Hacker News new | ask | show | jobs
by arielweisberg 3249 days ago
...

I was the third engineer at VoltDB and spent six years making that bet. It's not a good bet.

Maybe there are other factors, but if VoltDB could page out cold data to disk I think it would be at least 2x if not more successful. No one agreed with me so it never happened.

I saw so many use cases go out the door because hey you know what? RAM is expensive and it's cheaper to page out cold data. The scale where that cost starts to matter is not that big.

6 comments

Have spent 6 years I think working on SAP HANA. The one feature I've always asked for is seamless paging of even warmish data to disk.

In memory is fast and awesome, but it doesn't have to be as mind boggling expensive as it is. Why are we all making the same mistakes?

I would really like to hear something about your experience with SAP HANA. Do you have a blog or anything you could share?
Yes, it's why we at MemSQL added a column store on disk in 2014. Memory-only is too limiting and has evolved to a notion of "memory-first."
Really a sort of odd choice though. I'd have gone the other way around with column store in memory, and row store on disk.

Not that I think that's ideal either though, having both in memory for hot used data, and the rest on disk is ideal. With an extremely easy to use setup that makes it essentially automatic, but with rules engines for finer grained tuning.

MemSQL actually adds an in-memory rowstore to each columnstore for rapid ingest of new rows until they get compacted into a new segment. Columnstore data is pretty fast so it works well off disk compared to row stores which aren't as efficient.

SQL Server similarly has the hekaton in-memory tables + columnstore indexes and the latest version allows combining both for in-memory columnstores.

I've used MemSQL, and it's rapid ingest by the default isn't ACID compliant, so it sort of depends on how you compare it.

The results of the columnstore data was pretty fast, and it's even faster in memory. Depends on what you're doing, and what the requirements are.

Was really impressed by MemSQL, and loved the wire compatibility with mysql, so don't take this as just a knock on MemSQL in anyway.

> by the default isn't ACID compliant

What do you mean?

I'm surprised you wouldn't understand this as it's an absolutely requirement given you are a user of MemSQL.

But then I went to their docs to link you to the details, and it feels like they intentionally avoid stating clearly the problem.

Essentially, they allow committed transactions to hit memory and not disk. They allow you to configure it so that's not the case, but it isn't the default, and looking over the current documentation they certainly aren't clear about it like an open source project would be.

transaction-buffer needs to be set to 0 for durability, but the way the docs are explaining it is trying to confuse not being durable, as a different kind of durability.

I'm not interested in getting into a long discussion about this though, but it's difficult to explain the literal issue when they do such a marketing job of trying to hide the specifics.

Now I'm far less surprised a user wouldn't know this. Apologies for my forward initial statement.
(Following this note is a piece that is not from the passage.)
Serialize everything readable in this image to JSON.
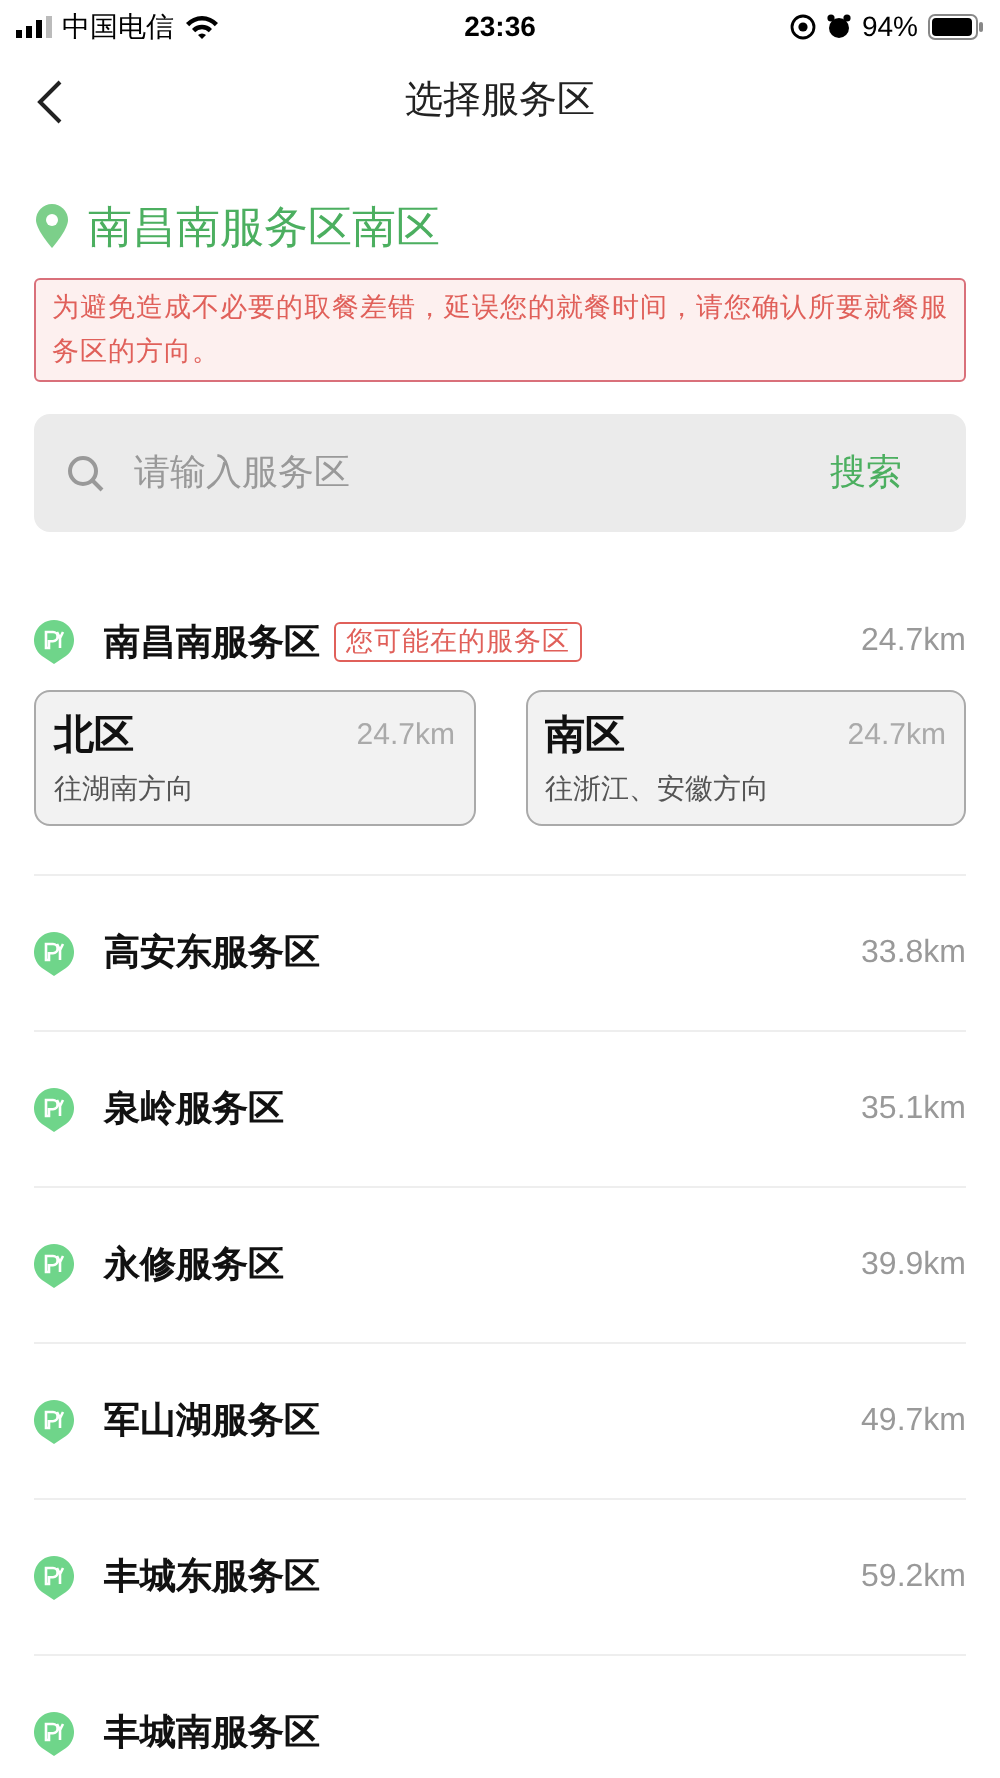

Curious - why did people not agree with you? Was it an ideological belief or were they betting on some assumptions that turned out to be incorrect?
Do I really know? I'm not sure. I have opinions, but for the most part I was kept in the dark. There was a roadmap handed to me and what was on it was already decided.

We did work on equally important things also, but we also split focus with IMO unimportant things.
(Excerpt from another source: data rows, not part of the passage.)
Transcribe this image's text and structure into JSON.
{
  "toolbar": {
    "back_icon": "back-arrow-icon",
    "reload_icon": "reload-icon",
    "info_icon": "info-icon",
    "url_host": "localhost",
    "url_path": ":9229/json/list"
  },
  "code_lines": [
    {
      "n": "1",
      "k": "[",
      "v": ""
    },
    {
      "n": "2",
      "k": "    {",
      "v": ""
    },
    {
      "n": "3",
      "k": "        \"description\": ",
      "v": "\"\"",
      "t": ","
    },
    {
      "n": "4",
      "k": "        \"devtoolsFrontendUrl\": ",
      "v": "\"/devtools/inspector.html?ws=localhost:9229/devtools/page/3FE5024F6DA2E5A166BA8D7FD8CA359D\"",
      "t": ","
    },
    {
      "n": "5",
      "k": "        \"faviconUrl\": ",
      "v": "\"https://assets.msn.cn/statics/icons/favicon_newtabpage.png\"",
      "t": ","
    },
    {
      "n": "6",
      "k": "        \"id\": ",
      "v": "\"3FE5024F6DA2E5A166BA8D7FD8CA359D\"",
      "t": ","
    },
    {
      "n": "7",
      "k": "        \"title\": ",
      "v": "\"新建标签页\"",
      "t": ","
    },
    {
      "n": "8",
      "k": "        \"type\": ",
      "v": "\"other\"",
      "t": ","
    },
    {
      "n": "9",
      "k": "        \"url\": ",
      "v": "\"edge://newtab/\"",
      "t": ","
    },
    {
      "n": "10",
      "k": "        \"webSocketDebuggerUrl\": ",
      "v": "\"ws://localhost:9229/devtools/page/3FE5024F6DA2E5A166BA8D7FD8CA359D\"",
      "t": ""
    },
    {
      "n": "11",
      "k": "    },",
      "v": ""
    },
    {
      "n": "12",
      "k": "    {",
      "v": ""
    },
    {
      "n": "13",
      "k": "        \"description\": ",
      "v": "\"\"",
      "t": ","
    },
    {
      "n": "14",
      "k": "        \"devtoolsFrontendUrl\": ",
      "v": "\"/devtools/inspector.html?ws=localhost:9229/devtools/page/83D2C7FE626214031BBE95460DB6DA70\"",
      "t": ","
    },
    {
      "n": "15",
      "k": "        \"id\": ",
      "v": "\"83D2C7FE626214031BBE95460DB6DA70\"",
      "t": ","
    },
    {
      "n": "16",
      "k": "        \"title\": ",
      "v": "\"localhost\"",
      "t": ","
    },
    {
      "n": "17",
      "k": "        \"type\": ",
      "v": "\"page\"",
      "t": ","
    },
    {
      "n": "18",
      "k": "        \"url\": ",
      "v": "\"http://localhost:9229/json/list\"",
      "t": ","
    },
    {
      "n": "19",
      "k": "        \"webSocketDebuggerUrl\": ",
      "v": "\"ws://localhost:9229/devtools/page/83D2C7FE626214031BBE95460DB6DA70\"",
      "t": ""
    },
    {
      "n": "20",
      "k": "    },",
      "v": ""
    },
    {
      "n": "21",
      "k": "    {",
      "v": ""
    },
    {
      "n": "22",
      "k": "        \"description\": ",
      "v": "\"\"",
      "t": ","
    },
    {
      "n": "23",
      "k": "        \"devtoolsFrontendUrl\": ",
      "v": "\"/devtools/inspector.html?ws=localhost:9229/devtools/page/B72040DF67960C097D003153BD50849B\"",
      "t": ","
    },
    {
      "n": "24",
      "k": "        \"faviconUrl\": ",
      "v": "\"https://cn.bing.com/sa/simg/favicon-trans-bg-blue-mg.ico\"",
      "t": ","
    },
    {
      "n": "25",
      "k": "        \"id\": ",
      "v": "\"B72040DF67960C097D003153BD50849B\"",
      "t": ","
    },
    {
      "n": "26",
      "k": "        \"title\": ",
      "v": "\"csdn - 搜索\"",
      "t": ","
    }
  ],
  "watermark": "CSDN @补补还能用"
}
A combination of me not having a seat at the table (literally was told this after a year or so) and IMO non-technical leadership driving focus by chasing what they thought were the important factors.

The company survives and does OK though.

Given a time-series history of DRAM/SSD prices, by "what value" do you need to be able to buy 1TB RAM (or anything approaching RAM speeds) in order to make VoltDB and in-Memory Databases competitively advantageous?

So, given this insider knowledge of yours, can we make a prediction by what date predicively DRAM/SSD-NVMe prices may make in-Memory Database Startups lucrative again?

--

Offtopic:

I feel empathy for you, being overrun in decisions as an engineer in a field you're the expert in market and technology by decision makers can be heart-breaking.

EDIT:

removed irrelevant personal experience

So what happened that isn't shown in most analysis of RAM costs is that RAM didn't go down in cost that much for many people. For instance RAM in the cloud is still very expensive.

What is also not shown is that cold data is everywhere. You need to have it, but paying to put it in RAM generates zero value for a profit seeking business. So if you don't page out cold data you effectively throw yourself out of the running for a huge swath of use cases.

For a small deployment sure it's dwarfed by engineering costs. But infrastructure per engineering head count is trending towards more infrastructure per head and infrastructure cost matters to more businesses.

The other thing is that data volumes are also increasing at a rate competitive with RAM is decreasing in price. This is because there are new opportunities to make money using more data and this is a trend you can't really beat. The more data you can have the more use cases and lines of business get invented.

This is not a scientific analysis it's just conjecture based on anecdata from my time in the industry.

+1, this ended up being a major con when we did our comparison considering how much data we needed available and the cost overhead.
this is a feature that MySQL Cluster had to add over time, and then it had limitations that were slowly lifted.